Indeed, this sentence in Mr. Carr’s article makes clear that the ability to afford a mortgage on the day of closing is not the key to a sound loan: “Communities of color suffered catastrophic losses from the housing meltdown; Latinos experienced a drop of nearly 70 percent of their net worth and Asians and African Americans lost more than half their wealth largely as a direct result of foreclosures and lower home prices.”

The losses that were experienced by communities of color, Latinos and Asians were the result of a housing meltdown, not something they or anyone else could control.

Their ability to afford a particular mortgage on the date of the closing, as QM requires, would not protect these victims against another fall in housing prices or any other serious external event.

Finally, there is the question of who wants these risky mortgages to be made. In my testimony I said it was the realtors, the homebuilders and the community activists, and that when these mortgages fail these groups do not take the losses (which are eventually taken by the taxpayers).

Mr. Carr defends the community activists, although they are the ones that moved HUD to push “flexible” underwriting, and pushed the CFPB to structure QM so that downpayments and FICO scores are irrelevant.

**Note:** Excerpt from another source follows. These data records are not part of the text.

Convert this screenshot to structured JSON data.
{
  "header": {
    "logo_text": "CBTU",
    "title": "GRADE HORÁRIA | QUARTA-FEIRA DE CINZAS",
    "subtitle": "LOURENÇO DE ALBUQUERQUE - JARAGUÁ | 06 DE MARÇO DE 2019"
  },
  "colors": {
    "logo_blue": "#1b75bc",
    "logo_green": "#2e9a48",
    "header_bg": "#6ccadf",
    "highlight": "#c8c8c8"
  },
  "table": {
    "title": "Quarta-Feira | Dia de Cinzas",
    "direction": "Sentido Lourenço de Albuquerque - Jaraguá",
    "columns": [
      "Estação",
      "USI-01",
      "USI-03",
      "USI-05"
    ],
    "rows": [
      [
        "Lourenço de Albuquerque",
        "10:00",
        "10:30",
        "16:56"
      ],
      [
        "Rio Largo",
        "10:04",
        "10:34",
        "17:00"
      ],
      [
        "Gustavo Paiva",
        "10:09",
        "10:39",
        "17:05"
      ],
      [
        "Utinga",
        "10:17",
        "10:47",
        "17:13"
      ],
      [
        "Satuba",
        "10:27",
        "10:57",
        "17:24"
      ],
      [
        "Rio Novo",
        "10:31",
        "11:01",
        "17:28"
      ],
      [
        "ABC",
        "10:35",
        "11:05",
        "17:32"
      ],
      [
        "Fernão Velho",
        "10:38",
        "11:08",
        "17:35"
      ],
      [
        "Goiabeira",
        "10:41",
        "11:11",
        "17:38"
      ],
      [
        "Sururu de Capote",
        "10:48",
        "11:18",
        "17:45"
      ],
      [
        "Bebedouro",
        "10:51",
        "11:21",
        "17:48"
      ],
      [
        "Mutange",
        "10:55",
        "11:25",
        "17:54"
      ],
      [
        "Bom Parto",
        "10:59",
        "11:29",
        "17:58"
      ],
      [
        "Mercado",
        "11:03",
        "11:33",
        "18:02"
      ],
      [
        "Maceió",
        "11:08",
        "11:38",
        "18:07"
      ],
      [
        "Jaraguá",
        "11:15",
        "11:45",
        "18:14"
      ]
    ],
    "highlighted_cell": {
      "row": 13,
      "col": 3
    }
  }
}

Nevertheless, they have made common cause with the realtors and homebuilders, who profit from more home sales and thus will push mortgage quality to the lowest level they can achieve. In a free market, mortgages of such low quality would not be widespread and mortgage failure rates would be low.

But because they can influence Congress, and because Congress influences what kinds of mortgages are made, these three horsemen will produce another apocalypse.

— Peter Wallison, American Enterprise Institute.